Inequality on Mahalanobis distance

Question

If $x^Tx \geq y^Ty$, what are the conditions on $R$ to be $x^TRx \geq y^TRy$ for a positive semidefinite $R$ ?

Answer 1

Let us consider an example where $\textbf{x}= [2 \quad 0]^{\top}, \textbf{y}= [0 \quad 1]^{\top}$ and $\mathbf{R}= \pmatrix{1 & 0 \\ 0 & 6}$. In that case, $\lVert \textbf{x} \rVert^2 = 4$ and $\lVert \textbf{y} \rVert^2 = 1$, but $\textbf{x}^{\top} \mathbf{R} \textbf{x} = 4$ and $\textbf{y}^{\top} \mathbf{R} \textbf{y} = 6$.

So, even if $\mathbf{R}$ is PD that does not guarantee your desired inequality.

---

From the example, we can conclude that the scaling must be uniform in all directions, that is, eigenvalues must be the same.

Let us consider that $\mathbf{R}$ is a symmetric matrix.
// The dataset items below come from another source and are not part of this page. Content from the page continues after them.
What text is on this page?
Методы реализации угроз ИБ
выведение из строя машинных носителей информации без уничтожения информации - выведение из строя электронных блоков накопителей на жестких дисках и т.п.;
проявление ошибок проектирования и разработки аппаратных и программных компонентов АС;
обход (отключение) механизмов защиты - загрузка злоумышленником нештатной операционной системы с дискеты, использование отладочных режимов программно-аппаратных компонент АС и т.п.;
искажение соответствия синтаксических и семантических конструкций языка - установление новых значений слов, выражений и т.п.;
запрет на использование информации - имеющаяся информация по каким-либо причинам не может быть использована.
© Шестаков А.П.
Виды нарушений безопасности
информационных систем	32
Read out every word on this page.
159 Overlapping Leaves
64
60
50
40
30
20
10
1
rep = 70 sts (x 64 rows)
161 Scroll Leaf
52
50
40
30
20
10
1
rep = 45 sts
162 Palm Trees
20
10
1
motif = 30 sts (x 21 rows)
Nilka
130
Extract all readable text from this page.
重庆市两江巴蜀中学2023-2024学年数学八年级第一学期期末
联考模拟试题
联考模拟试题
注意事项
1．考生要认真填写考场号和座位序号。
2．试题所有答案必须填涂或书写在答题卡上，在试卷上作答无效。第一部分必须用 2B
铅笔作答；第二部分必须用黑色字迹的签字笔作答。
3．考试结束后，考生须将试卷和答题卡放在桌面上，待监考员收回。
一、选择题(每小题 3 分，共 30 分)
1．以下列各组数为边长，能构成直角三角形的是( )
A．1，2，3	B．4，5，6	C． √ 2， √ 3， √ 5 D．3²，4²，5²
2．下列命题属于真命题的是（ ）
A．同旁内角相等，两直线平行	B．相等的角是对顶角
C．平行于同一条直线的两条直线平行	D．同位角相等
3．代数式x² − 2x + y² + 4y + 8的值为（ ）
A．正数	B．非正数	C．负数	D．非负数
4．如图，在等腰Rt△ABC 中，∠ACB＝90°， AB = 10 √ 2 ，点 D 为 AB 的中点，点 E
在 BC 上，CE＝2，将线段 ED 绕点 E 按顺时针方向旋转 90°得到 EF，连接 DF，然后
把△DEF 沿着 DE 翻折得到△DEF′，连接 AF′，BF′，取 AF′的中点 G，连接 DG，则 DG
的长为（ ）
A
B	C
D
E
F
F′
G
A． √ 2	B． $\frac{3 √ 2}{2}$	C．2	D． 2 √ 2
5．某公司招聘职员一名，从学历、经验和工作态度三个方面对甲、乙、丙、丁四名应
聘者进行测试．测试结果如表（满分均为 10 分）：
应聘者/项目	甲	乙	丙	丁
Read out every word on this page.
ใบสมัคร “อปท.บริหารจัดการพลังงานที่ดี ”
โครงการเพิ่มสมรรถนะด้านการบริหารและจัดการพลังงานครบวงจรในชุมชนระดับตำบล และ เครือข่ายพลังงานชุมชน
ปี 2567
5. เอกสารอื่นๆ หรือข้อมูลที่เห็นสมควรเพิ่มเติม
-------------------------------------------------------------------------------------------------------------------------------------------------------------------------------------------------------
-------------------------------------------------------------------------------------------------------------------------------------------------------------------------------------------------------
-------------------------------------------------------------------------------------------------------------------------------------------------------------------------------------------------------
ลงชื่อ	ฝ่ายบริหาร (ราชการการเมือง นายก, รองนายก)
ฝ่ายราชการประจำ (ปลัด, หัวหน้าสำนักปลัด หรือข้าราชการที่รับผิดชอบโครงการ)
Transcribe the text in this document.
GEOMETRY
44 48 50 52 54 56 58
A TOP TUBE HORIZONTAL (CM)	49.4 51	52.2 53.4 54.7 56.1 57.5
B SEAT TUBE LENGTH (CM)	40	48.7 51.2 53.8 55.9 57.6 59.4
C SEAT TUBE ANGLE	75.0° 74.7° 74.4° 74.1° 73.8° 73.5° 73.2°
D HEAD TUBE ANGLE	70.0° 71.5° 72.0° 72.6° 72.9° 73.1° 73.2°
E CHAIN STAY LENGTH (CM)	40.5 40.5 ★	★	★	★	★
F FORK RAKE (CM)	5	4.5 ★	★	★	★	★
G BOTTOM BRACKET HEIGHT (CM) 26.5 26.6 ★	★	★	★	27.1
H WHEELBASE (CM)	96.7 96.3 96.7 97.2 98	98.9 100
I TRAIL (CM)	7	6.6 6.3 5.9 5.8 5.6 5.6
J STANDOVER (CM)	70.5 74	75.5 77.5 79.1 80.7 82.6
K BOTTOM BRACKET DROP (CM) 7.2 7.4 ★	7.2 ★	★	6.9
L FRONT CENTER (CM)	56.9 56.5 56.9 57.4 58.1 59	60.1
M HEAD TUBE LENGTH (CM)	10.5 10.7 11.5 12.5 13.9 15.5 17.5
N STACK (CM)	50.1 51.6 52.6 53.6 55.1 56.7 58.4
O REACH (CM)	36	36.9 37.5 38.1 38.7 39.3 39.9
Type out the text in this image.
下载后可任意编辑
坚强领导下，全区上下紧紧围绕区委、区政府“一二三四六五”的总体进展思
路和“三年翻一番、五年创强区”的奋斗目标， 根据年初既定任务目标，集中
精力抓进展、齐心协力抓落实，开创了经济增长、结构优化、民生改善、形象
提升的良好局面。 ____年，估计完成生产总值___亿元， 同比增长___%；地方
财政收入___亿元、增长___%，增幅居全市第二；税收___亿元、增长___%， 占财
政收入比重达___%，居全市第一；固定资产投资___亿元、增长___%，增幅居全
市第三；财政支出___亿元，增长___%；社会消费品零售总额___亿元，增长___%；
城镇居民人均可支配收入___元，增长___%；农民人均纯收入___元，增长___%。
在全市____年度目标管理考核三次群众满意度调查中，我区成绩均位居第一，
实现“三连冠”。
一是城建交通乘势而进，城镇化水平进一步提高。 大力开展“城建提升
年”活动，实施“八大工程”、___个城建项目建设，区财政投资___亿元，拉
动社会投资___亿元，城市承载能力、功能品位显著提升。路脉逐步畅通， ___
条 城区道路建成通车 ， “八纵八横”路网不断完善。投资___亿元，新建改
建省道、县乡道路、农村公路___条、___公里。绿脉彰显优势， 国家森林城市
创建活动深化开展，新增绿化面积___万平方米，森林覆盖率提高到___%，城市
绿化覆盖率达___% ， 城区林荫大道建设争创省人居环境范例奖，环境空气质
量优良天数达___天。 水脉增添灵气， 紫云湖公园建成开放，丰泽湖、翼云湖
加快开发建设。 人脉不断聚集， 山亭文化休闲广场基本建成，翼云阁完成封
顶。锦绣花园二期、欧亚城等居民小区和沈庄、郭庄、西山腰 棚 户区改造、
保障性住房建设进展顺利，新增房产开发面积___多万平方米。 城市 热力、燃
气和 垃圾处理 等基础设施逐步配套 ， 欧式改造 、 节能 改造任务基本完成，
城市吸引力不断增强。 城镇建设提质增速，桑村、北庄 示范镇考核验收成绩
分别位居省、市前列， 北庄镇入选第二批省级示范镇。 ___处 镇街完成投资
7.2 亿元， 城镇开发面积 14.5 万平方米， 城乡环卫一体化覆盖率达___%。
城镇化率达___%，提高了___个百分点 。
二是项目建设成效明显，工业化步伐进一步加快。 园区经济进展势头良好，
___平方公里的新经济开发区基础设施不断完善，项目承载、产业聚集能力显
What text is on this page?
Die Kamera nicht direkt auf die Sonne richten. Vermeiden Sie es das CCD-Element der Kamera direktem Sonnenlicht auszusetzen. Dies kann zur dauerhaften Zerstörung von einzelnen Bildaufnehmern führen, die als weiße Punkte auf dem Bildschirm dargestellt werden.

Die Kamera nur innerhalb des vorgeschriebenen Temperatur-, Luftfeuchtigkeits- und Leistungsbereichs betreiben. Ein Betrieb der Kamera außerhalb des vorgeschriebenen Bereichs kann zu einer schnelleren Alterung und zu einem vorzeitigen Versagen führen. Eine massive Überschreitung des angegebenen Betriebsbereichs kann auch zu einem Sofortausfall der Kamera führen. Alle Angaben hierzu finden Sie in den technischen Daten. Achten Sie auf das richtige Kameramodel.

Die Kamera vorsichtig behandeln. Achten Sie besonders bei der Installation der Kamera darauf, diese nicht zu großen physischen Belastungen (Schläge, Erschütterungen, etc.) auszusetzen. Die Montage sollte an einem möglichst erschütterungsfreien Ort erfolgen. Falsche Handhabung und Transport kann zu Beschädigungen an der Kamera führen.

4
We can write as follows: $$\mathbf{R}=\mathbf{Q}\mathbf{\Lambda}\mathbf{Q}^{\top}=\lambda\mathbf{Q}\mathbf{I}\mathbf{Q}^{\top}=\lambda\mathbf{I}.$$ Now, $$\textbf{x}^{\top}\mathbf{R}\textbf{x}=\lambda \lVert \textbf{x} \rVert^2.$$ In order to maintain the inequality, we need $\lambda > 0$.

[Note: The above analysis is valid only when $\mathbf{R}$ is symmetric.]